In the 1970s, Britain had a grand tradition of anthology horror films, but, with the exception of the sublime 'All through the house' from TALES FROM THE CRYPT (1972) (where Joan Collins is menaced by a killer Santa) the slasher movie was paid short shrift. However, SCREAMTIME readdresses the balance somewhat, with at least two of the stories having more than a nod the slashers of the early 80s.
In the grand tradition of the anthology, SCREAMTIME has a wrap around story. In a treat for fans of big box, clamshell horrors of yore a pair of New York hoodlums steal three terror pix from a pre-Disneyfied Times Square video store (it's right next to a porno theatre with John Holmes gurning out of a poster besides a bevy of busty ladies). The two take their bounty to their own big breasted friend (who's having a shower, natch), and they settle down for a night of chills and thrills ...
The first story has a brow beaten puppeteer Mr Grimshaw (Robin Bailey), whose seaside Punch and Judy show is loosing money hand over fist (for our American readers, Punch and Judy are puppets who reenact violent fun for children, with Punch bashing everyone over the head with a plank). His wife is threatening to leave him and take her delinquent son with her for a new life in Canada. Grimshaw is even more despondent when his stepson and his friends burn down his puppet theatre.
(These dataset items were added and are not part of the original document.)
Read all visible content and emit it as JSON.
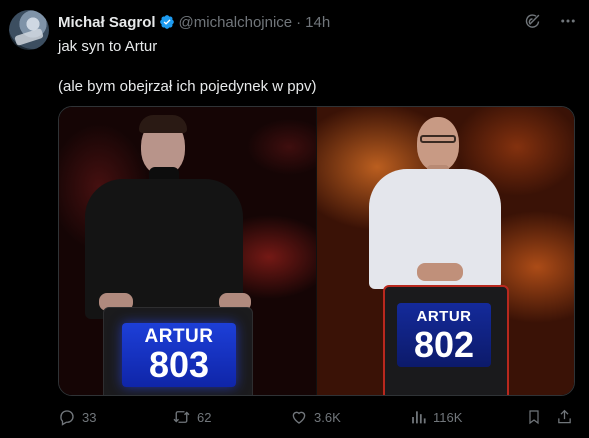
{
  "author": {
    "name": "Michał Sagrol",
    "handle": "@michalchojnice",
    "separator": "·",
    "time": "14h"
  },
  "tweet": {
    "line1": "jak syn to Artur",
    "line2": "(ale bym obejrzał ich pojedynek w ppv)"
  },
  "media": {
    "left": {
      "podium_name": "ARTUR",
      "podium_score": "803"
    },
    "right": {
      "podium_name": "ARTUR",
      "podium_score": "802"
    }
  },
  "actions": {
    "replies": "33",
    "reposts": "62",
    "likes": "3.6K",
    "views": "116K"
  },
  "icons": {
    "verified": "verified-badge-icon",
    "grok": "grok-icon",
    "more": "more-icon",
    "reply": "reply-icon",
    "repost": "repost-icon",
    "like": "heart-icon",
    "views": "views-icon",
    "bookmark": "bookmark-icon",
    "share": "share-icon"
  },
  "colors": {
    "background": "#000000",
    "text": "#e7e9ea",
    "muted": "#71767b",
    "verified": "#1d9bf0",
    "screen_blue": "#1432c8"
  }
}
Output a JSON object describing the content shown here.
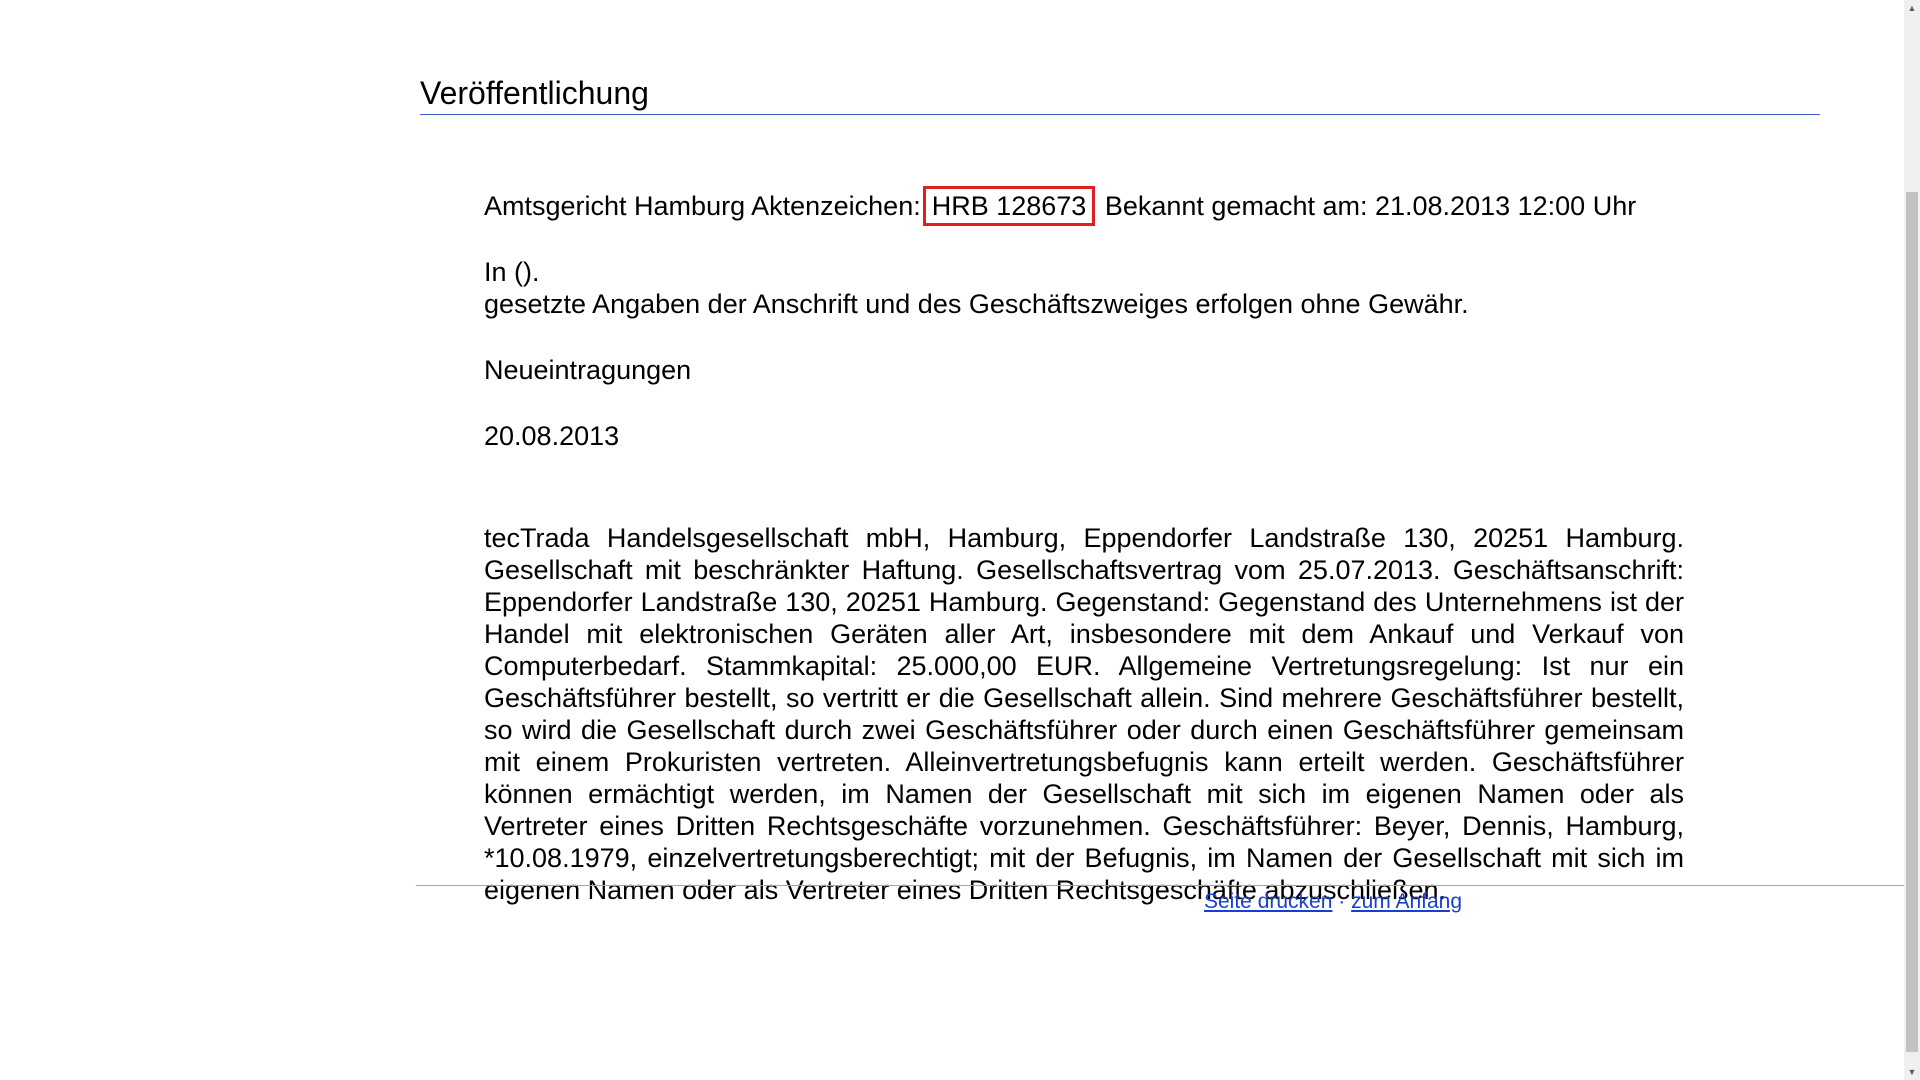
{
  "publication": {
    "title": "Veröffentlichung"
  },
  "header": {
    "court_prefix": "Amtsgericht Hamburg Aktenzeichen:",
    "reference": "HRB 128673",
    "announced": "Bekannt gemacht am: 21.08.2013 12:00 Uhr"
  },
  "intro": {
    "line1": "In ().",
    "line2": "gesetzte Angaben der Anschrift und des Geschäftszweiges erfolgen ohne Gewähr."
  },
  "section": {
    "type": "Neueintragungen",
    "date": "20.08.2013"
  },
  "entry": {
    "text": "tecTrada Handelsgesellschaft mbH, Hamburg, Eppendorfer Landstraße 130, 20251 Hamburg. Gesellschaft mit beschränkter Haftung. Gesellschaftsvertrag vom 25.07.2013. Geschäftsanschrift: Eppendorfer Landstraße 130, 20251 Hamburg. Gegenstand: Gegenstand des Unternehmens ist der Handel mit elektronischen Geräten aller Art, insbesondere mit dem Ankauf und Verkauf von Computerbedarf. Stammkapital: 25.000,00 EUR. Allgemeine Vertretungsregelung: Ist nur ein Geschäftsführer bestellt, so vertritt er die Gesellschaft allein. Sind mehrere Geschäftsführer bestellt, so wird die Gesellschaft durch zwei Geschäftsführer oder durch einen Geschäftsführer gemeinsam mit einem Prokuristen vertreten. Alleinvertretungsbefugnis kann erteilt werden. Geschäftsführer können ermächtigt werden, im Namen der Gesellschaft mit sich im eigenen Namen oder als Vertreter eines Dritten Rechtsgeschäfte vorzunehmen. Geschäftsführer: Beyer, Dennis, Hamburg, *10.08.1979, einzelvertretungsberechtigt; mit der Befugnis, im Namen der Gesellschaft mit sich im eigenen Namen oder als Vertreter eines Dritten Rechtsgeschäfte abzuschließen."
  },
  "footer": {
    "print_label": "Seite drucken",
    "separator": "·",
    "top_label": "zum Anfang"
  },
  "colors": {
    "highlight_border": "#e02020",
    "title_rule": "#3c5fc8",
    "link": "#1a3fd0"
  }
}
Soon someone is stalking the cast with a ruddy great stick, braining them and screeching, “That's the way to do it!”.
Punch and Judy puppets are pretty spooky, and this episode makes the best of their grotesquely exaggerated features. There's also a well staged chase after the son's girlfriend around an industrial yard, that could have been lifted from any slasher of the age. However, it's the next installment which will be of interest to most fans of the subgenre.
A young couple move into a large suburban house. However, their excitement is soon tempered when Sue (Yvonne Nicholson - looking alarmingly like serial killer Rose West, with her pudding bowl hair do and glasses with lens the size of dinner plates) starts to suspect that not all is right with their new home. At first her husband, Tony (Ian Saynor), is sympathetic to her concerns. But when she starts seeing visions of a family being butchered by a knife wielding maniac in their house he begins to worry for her sanity. His concerns deepen when as a psychic Sue brings in tells her that there is no bad history to the place, and suggests to Tony that she should see a psychiatrist. However, Sue's visions prove to be more dangerous to them than they could ever have realised.
Topped off with a clever twist, this is undoubtedly the best segment in SCREAMTIME. Most definitely influenced by American slasher cinema, there's some surprising gore including an effective slit throat and a child killing.
SCREAMTIME closes with the least slasherific of the lot, but it's worth a watch to see the 'star' of 80s pop band Dollar – David Van Day – plays a bad boy motorcyclist who falls foul of a psychotic garden gnome and an Elizabethan ghost who rips his clothes off with her telekinetic powers!
Sadly, British cinema didn't really cash in on the slasher movie boom, which is a shame – especially as Pete Walkers' 70s proto-slashers laid much of the groundwork for what was to come. The only other one from this period that springs to mind is Michael J. Murphy's THE LAST NIGHT (also 1983), where a group of thespians in a theatre are killed off one-by-one by a pair of escaped loons.
The wrap around story in SCREAMTIME ends badly for the characters (as they always do), with one of them suffering a RING-esque shock many years before that Japanese shocker made it to the screens. Of course, it serves them right for saying dialogue such as, “They're British movies – I can tell by the way they talk!”.
Finally, an interesting fact: Michael Armstrong, who co-wrote and co-directed this was the man behind the infamous witch torture sickie MARK OF THE DEVIL (1970).